After the operation, a see-through shield will be placed over your eye which will protect it for the first day. It is normal for the eye to feel a little irritated for a few hours. You should go home after the procedure and have a rest. You will be given some sedative tablets to help you sleep. In addition, you are required to use eye drops four times a day to help the healing and alleviate dryness.
With LASIK, patients will find that their vision improves dramatically over the first 24 to 48 hours, and their vision will stabilise very quickly.
Refractive surgeries all have risks and complications which should be considered. It can sometimes lead to under-correction or over-correction. These problems can often be improved with glasses, contact lenses or additional laser surgery. Most complications can be treated without loss of vision. Permanent loss of vision is very rare, but there is a small chance that your vision may not be as good as before the surgery even with glasses or contact lenses. Temporary side effects include irritation, hazy vision, dryness, glare, haloes, light sensitivity and bruising of the white of the eye.
What is the cost of the surgery?
That depends on which procedure is suitable to you. As Medicare classify this issue as a “cosmetic problem”, Medicare and most private health funds will contribute to the cost of the surgery. You should call you health fund to check if you are eligible for a rebate.

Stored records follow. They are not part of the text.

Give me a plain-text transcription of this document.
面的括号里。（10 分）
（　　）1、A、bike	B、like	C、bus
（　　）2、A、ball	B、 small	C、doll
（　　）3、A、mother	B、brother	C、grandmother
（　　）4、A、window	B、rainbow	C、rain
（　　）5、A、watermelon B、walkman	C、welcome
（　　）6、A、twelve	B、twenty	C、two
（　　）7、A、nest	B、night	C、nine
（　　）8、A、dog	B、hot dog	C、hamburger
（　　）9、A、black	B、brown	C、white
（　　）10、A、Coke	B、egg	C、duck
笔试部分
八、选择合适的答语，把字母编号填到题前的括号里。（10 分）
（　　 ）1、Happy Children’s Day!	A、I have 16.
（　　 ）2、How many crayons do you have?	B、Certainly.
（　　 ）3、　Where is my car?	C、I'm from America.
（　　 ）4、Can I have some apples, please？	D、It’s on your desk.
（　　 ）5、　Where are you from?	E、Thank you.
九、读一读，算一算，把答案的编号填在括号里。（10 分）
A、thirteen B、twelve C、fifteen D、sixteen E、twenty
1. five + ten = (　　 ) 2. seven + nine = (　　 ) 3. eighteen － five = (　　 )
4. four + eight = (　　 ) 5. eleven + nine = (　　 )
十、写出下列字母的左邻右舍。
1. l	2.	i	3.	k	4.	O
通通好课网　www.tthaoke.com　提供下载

Some of my friends had their surgery done overseas and they say it is cheaper than Australia?
The quality of care here is Australia is very high. We have seen patients who had their surgeries performed overseas with good results but we have also seen other patients with complications that needed further surgeries to fix them.
Will I be able to read without glasses after the surgery?
As a general rule, if you are younger than 40 years of age, most likely yes. After the age of forty –whether you had the surgery before at some stage, you will more than likely need to wear glasses for reading. One way to eliminate the need to wear glasses for near work is to plan surgery on one eye to be good for distance and the other eye to be good for near work. This arrangement is referred to as “mono-vision”. This does not suit everyone. If you are considering this option, we strongly recommend you try it first with contact lenses –or glasses- for about 2 months before committing yourself to this surgical option.